Adeba Konan es uno de los mayores representante de una música marfileña llamada tradi-moderna. Y baoulé es el nombre de su etnia de origen, de su idioma y su cultura. Tiene 43 años y algo más de dos décadas de carrera, la mayor parte de las cuales han transcurrido en el interior del país, lejos del showbizz abiyanés, tan poblado ya de ritmos urbanos (el coupé decalé, el zouglou, el hip hop) y fusión internacional. Viene de Yamusukro, la capital administrativa marfileña, una ciudad pequeña en la que se conserva el folklore de los pueblos locales.
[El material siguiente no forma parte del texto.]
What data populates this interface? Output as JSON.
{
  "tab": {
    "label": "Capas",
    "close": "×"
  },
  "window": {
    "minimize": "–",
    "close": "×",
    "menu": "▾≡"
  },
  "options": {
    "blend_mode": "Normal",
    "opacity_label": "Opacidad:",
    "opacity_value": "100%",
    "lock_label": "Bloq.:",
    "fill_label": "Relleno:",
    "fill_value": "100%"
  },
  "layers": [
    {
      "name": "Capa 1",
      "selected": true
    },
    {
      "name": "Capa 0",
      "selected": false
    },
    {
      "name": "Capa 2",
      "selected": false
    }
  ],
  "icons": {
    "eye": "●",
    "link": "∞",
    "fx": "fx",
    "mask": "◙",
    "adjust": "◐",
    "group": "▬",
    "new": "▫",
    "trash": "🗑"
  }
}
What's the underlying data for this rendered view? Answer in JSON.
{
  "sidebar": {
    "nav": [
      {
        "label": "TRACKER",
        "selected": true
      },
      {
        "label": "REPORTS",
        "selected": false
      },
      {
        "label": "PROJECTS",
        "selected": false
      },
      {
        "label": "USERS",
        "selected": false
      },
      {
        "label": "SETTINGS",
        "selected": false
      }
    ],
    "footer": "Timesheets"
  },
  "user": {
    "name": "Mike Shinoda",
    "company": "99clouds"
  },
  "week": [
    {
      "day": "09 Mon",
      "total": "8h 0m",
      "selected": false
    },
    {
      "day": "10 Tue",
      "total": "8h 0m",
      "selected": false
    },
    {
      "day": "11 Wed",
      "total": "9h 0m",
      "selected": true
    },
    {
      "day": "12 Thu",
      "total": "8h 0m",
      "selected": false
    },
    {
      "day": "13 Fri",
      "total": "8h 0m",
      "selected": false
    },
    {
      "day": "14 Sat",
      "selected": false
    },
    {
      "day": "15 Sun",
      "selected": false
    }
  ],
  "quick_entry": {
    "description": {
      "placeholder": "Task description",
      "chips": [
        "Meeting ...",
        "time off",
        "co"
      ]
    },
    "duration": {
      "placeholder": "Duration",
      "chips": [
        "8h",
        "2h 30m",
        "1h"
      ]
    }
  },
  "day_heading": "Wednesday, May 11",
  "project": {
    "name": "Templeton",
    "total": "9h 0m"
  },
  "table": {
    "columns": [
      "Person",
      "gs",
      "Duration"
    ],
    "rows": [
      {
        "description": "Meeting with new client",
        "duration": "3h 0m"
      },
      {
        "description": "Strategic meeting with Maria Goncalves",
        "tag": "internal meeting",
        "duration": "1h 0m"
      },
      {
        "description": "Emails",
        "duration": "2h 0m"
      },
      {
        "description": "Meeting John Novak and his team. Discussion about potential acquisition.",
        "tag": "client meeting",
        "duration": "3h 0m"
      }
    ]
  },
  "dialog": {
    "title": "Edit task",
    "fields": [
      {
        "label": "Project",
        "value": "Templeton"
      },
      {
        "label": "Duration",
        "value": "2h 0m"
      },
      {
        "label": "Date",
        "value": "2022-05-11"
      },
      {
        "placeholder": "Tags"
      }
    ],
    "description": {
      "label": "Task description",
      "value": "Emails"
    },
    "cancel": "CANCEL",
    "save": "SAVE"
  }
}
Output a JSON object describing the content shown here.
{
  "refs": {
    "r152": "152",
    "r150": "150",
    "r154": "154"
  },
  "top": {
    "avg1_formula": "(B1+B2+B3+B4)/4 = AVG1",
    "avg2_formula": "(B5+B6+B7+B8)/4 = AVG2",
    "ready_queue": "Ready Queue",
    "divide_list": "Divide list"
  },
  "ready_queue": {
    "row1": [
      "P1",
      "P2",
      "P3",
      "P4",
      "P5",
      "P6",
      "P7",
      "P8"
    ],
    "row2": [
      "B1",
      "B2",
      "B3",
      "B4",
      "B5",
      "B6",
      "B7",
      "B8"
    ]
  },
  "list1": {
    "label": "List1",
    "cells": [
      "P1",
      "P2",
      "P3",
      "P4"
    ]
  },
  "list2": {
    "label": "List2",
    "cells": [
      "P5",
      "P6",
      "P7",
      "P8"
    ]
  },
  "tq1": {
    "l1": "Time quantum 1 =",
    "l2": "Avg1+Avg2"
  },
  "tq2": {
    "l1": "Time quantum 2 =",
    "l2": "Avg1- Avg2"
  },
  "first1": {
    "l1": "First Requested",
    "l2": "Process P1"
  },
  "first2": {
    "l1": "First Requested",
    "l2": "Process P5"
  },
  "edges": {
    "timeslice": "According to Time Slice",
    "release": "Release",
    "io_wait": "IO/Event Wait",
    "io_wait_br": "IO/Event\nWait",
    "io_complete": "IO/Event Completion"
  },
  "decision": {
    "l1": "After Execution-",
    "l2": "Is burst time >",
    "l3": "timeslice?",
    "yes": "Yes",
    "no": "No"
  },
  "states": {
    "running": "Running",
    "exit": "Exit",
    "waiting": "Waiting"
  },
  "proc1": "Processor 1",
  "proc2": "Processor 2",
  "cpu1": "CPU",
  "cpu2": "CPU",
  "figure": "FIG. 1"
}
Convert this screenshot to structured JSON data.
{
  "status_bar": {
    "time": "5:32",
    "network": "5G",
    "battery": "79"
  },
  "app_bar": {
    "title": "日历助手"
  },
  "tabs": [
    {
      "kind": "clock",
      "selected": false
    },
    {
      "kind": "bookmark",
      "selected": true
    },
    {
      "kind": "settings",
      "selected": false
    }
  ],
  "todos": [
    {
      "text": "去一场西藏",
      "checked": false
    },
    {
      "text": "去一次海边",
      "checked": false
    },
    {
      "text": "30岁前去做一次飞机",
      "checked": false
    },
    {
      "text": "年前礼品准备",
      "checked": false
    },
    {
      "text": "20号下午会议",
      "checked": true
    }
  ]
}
Cuando narra su trayectoria, cuenta que su primera incursión artística fue como bailarín de goli, la danza típica de su pueblo. Bailar se le quedó corto y empezó a tocar instrumentos, a cantar, y a publicar discos (en 2008, 2012 y 2019). Su sencillo single, Ôtobé-Ôtobé, lanzado hace tres años, es la canción que lo dio a conocer al gran público y que se ha convertido en “el himno nacional del país”, en sus propias palabras.